|Kindergarten graduation a long long long time ago|
© 2016 Michael Swickard, Ph.D.
“People in school today can expect a lifetime in which knowledge itself will radically change, not only in its details but in its structures; so that the mark of a truly educated person will no longer be how much or even how variously he knows, but how quickly and how completely he can continually learn.” Richard Kostelanetz, 1986
Having been born in 1950, this is the 65th year that I have not been asked to speak at graduation. And I have some thoughts since I graduated from kindergarten, eighth grade, high school, a bachelor’s degree, master’s degree and a Ph.D. So I have listened to graduation speeches a few times.
At my high school graduation in 1968 the speaker told us that we were the leaders of tomorrow so we must go out and take charge of the world. The next day I was hunting a job and was not selected to take charge of anything. The big liar.
It was also mentioned that the older generation watching us graduate in 1968 were ready for us to take over the management of the world. Nope, that would be thirty years later. But it sounded good that night and we felt great as they called our names and we got our diploma.
I was thinking of graduations past because it is graduation time at New Mexico State University and the University of New Mexico. I am an alum of both institutions and have also worked for both. At the graduation ceremony there will be that long wait and then the short walk across the stage.
Almost twenty years ago I got a Ph.D. That graduation they did the advanced degrees last. So Swickard is late in the alphabet. There was only one person behind me when the people noticed that the ceremony was coming to an end.

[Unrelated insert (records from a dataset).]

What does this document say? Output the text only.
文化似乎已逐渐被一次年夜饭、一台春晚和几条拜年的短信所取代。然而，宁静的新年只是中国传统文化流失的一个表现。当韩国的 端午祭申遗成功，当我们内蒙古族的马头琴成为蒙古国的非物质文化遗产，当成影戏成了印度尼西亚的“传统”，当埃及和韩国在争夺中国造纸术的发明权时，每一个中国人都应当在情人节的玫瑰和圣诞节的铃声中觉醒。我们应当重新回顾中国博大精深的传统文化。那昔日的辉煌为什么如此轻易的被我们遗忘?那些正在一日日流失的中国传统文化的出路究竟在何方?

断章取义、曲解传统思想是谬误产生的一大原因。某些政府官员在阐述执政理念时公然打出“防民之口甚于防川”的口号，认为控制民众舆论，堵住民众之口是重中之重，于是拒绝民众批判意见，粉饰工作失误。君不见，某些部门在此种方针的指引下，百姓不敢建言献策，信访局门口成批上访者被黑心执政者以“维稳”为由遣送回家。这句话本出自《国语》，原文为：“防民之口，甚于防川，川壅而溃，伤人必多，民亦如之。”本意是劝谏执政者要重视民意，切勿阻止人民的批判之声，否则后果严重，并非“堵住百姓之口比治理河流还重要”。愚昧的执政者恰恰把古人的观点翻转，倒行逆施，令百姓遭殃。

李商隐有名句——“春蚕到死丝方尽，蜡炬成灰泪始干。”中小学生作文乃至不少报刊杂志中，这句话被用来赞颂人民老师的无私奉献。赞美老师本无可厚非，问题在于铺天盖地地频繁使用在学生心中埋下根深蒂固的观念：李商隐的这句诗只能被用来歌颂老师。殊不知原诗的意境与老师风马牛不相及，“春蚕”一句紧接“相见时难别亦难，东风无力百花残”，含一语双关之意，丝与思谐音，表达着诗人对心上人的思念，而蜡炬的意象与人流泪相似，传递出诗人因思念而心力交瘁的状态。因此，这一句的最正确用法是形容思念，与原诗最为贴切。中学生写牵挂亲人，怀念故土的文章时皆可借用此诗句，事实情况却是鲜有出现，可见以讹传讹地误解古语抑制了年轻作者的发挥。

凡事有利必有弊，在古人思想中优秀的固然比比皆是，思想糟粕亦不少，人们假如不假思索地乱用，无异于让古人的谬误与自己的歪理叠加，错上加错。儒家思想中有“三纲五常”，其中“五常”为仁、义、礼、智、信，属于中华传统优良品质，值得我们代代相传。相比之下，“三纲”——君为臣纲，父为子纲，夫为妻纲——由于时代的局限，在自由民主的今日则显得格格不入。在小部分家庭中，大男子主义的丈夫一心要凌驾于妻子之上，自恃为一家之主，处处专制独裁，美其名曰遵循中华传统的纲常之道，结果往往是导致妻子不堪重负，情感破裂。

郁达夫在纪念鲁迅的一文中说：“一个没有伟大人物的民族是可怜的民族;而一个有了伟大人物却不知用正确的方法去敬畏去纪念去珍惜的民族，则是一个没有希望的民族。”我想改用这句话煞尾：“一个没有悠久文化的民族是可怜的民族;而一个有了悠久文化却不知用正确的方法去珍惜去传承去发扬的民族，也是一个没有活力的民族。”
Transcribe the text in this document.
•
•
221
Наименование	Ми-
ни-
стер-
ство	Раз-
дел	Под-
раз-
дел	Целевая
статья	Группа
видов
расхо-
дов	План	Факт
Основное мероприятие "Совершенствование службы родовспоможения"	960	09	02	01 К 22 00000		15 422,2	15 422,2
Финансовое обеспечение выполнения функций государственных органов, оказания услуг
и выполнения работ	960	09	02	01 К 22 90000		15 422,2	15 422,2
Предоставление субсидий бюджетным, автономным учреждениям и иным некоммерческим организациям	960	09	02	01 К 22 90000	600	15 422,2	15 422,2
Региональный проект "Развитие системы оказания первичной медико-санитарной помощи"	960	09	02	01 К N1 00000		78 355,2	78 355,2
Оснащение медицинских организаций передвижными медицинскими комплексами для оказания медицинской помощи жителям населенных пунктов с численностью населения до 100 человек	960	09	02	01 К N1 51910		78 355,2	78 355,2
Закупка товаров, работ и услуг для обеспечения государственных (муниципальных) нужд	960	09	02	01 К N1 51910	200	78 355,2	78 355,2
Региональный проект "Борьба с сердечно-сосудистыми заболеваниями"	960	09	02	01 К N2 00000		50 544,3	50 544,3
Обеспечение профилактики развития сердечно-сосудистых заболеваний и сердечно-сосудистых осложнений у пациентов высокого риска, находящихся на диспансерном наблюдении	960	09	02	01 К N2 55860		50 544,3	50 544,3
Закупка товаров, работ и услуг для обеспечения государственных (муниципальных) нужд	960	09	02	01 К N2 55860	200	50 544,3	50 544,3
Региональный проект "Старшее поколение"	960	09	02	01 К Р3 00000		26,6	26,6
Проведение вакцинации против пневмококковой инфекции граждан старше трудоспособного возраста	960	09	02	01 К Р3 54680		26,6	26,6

My name was called and the entire audience yelled and clapped. My Aunt Shirley later remarked I had lots of friends. No, I assured her, it was just the ceremony had gone on a couple hours and they were glad it was over. But I digress. What I want to talk to this graduating class about is the never-ending learning they must do.
As the quotation by Richard Kostelanetz in 1986 points out: these graduates will have a lifetime in which knowledge will radically change, not only in its detail but in its structures; so that the mark of a truly educated person will no longer be how much they know but how completely they can continually learn.
Often we paint a picture of graduates as wise men or women come down from the ivory towers to take their places in the work-a-day world. Most of us in college spent long hours on subjects which have little relevance to the world, but in doing so we have learned to learn, and that is a great thing.
The employers will some of these graduates. Quickly though, it is what they can learn to do on the job which will impress people. It can be called, “Just in Time Learning.” Very quickly graduation will cease to be mentioned, the focus will be on what they learned that week.
The college graduates are celebrated now for an achievement called graduation. The real celebration is for their ability to learn. So I have two messages for the graduates, congratulations on getting this far, and, more importantly, keep on learning!
But there is more. Some will learn to build wealth; some will always be in debt. Some will find a partner in life and face the world with someone by their side while others will not. The most satisfied and successful people will be well-rounded and will learn how to live life well.
None of this happens by accident. You must take charge of your life and understand the financial side of life so that in your 50s you can retire if you so desire. With a secure wealth, not flashy money to throw around but debts erased and money socked away you can try your hand at other things rather than work until you drop.
You can be free of the debt chains if you are disciplined financially.